Plongeons directement au cœur de ce qui a suscité des réactions mitigées parmi mes compatriotes : la représentation de la Belgique dans Mon nom est Loh Kiwan. Il est indéniable que l’image de la Belgique présentée à l’écran peut dérouter ceux qui connaissent bien notre pays. Les rues de Bruxelles, les paysages, et les lieux familiers semblent presque méconnaissables, rappelant davantage l'Europe de l'Est que la Belgique authentique que nous aimons. Et pour cause, le film a été tourné en Hongrie. Ce choix, bien que compréhensible pour des raisons de production, laisse un goût d'inachevé pour le spectateur belge, qui se retrouve quelque peu déphasé, exclu même, de cette histoire qui pourtant se déroule en Belgique.
On y perd une partie de ce qui fait notre identité : le charme unique de notre bilinguisme néerlandais-français, les décors pittoresques et typiquement belges, cette authenticité qui fait notre quotidien. L’accent, la langue, les lieux, tout cela s’évapore au profit d’un cadre qui, bien qu’esthétiquement soigné, manque cruellement de notre essence. On en vient à se dire qu’une version doublée en français ne changerait finalement pas grand-chose tant le film s’éloigne de notre réalité.
Cependant, il est important de considérer ce film sous un autre angle, celui d’un spectateur non européen ou même d’un Européen non belge. Pour eux, ces détails qui nous chiffonnent ne revêtent pas la même importance. Ce qu’ils voient, c’est une histoire qui se déroule dans un lieu sombre, une facette méconnue de l’Europe qui existe bel et bien, y compris en Belgique. Chaque pays a ses zones d’ombre, ses quartiers déshérités, et la Belgique n’échappe pas à cette réalité. Il est peut-être ainsi que Mon nom est Loh Kiwan doit être regardé, avec un œil qui accepte l’universalité de ces lieux, au-delà des frontières nationales.
Cela dit, je me dois de saluer l'effort du réalisateur qui, malgré le cadre hongrois, a su glisser quelques clins d’œil à la Belgique, comme pour ancrer l’histoire dans notre culture et notre quotidien. Que ce soit à travers certains éléments de décor, des références subtiles ou des détails qui résonnent particulièrement pour un public belge, ces petites touches viennent rappeler que, même si l’on ne reconnaît pas toujours les lieux, l’âme belge n’est jamais complètement absente de l’écran. Ces références, bien que discrètes, sont une preuve de la volonté du réalisateur de respecter l’esprit du lieu, et elles apportent une couche supplémentaire de profondeur pour ceux qui connaissent et aiment la Belgique.

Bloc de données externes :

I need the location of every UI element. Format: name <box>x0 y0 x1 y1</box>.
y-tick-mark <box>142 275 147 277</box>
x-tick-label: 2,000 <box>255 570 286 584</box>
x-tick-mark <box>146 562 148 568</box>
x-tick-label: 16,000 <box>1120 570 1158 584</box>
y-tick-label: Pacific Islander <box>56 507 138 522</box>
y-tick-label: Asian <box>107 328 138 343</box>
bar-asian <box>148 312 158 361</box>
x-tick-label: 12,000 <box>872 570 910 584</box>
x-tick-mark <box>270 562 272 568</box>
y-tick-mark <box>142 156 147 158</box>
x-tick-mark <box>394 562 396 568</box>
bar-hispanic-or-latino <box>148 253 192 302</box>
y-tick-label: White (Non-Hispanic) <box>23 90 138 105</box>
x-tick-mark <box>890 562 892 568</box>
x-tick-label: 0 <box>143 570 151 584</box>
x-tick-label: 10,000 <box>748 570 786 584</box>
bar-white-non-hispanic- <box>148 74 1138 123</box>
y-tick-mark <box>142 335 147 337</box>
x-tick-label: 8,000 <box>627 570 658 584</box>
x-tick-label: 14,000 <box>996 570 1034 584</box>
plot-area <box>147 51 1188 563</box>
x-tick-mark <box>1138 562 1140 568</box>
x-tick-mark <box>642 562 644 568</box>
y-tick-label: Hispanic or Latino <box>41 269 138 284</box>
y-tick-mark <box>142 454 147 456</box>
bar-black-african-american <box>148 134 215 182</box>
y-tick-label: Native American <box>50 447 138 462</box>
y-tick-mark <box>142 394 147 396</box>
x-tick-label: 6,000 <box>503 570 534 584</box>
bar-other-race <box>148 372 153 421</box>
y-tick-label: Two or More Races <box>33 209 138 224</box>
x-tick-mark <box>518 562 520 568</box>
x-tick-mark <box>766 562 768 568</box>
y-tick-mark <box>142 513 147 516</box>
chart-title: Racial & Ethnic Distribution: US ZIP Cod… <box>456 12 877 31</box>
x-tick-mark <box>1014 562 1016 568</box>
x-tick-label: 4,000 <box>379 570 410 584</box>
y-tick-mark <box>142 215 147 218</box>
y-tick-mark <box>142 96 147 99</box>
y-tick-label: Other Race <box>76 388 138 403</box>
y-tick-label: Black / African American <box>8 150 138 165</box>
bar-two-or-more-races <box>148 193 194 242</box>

Mais il serait injuste de réduire ce film à ce seul aspect, car Mon nom est Loh Kiwan a bien d’autres qualités qui méritent d’être mises en lumière. La réalisation est remarquable, offrant une mise en scène soignée et une direction artistique qui capte l’atmosphère oppressante et mélancolique de l'exil et de la recherche d’identité. L'ambiance générale, soutenue par une bande-son poignante et des jeux de lumière subtilement dosés, enveloppe le spectateur dans une expérience immersive, où chaque plan semble soigneusement pensé pour servir l’émotion du moment.
Les performances des acteurs sont également à saluer. Le personnage principal, Loh Kiwan, est incarné avec une justesse touchante. À travers son regard, nous sommes invités à voir ce monde étranger et parfois hostile, avec les yeux d’un migrant en quête de refuge et de compréhension. Cette perspective nous fait oublier, ne serait-ce qu’un instant, nos attentes sur l’authenticité géographique, pour nous plonger dans une histoire humaine, universelle et profondément émouvante.
Ainsi, en passant outre les défauts liés à l'authenticité de la Belgique, je choisis de voir ce film à travers les yeux de Loh Kiwan. C’est un voyage qui transcende les frontières et les décors, pour se concentrer sur l’essentiel : l’histoire d’un homme confronté à la solitude, à l’inconnu, et à l’espoir fragile d’un avenir meilleur. C’est en cela que réside la véritable force de ce film, qui malgré ses imperfections, parvient à toucher l’âme et à nous rappeler la puissance du cinéma pour raconter des histoires qui résonnent bien au-delà des lieux où elles se déroulent.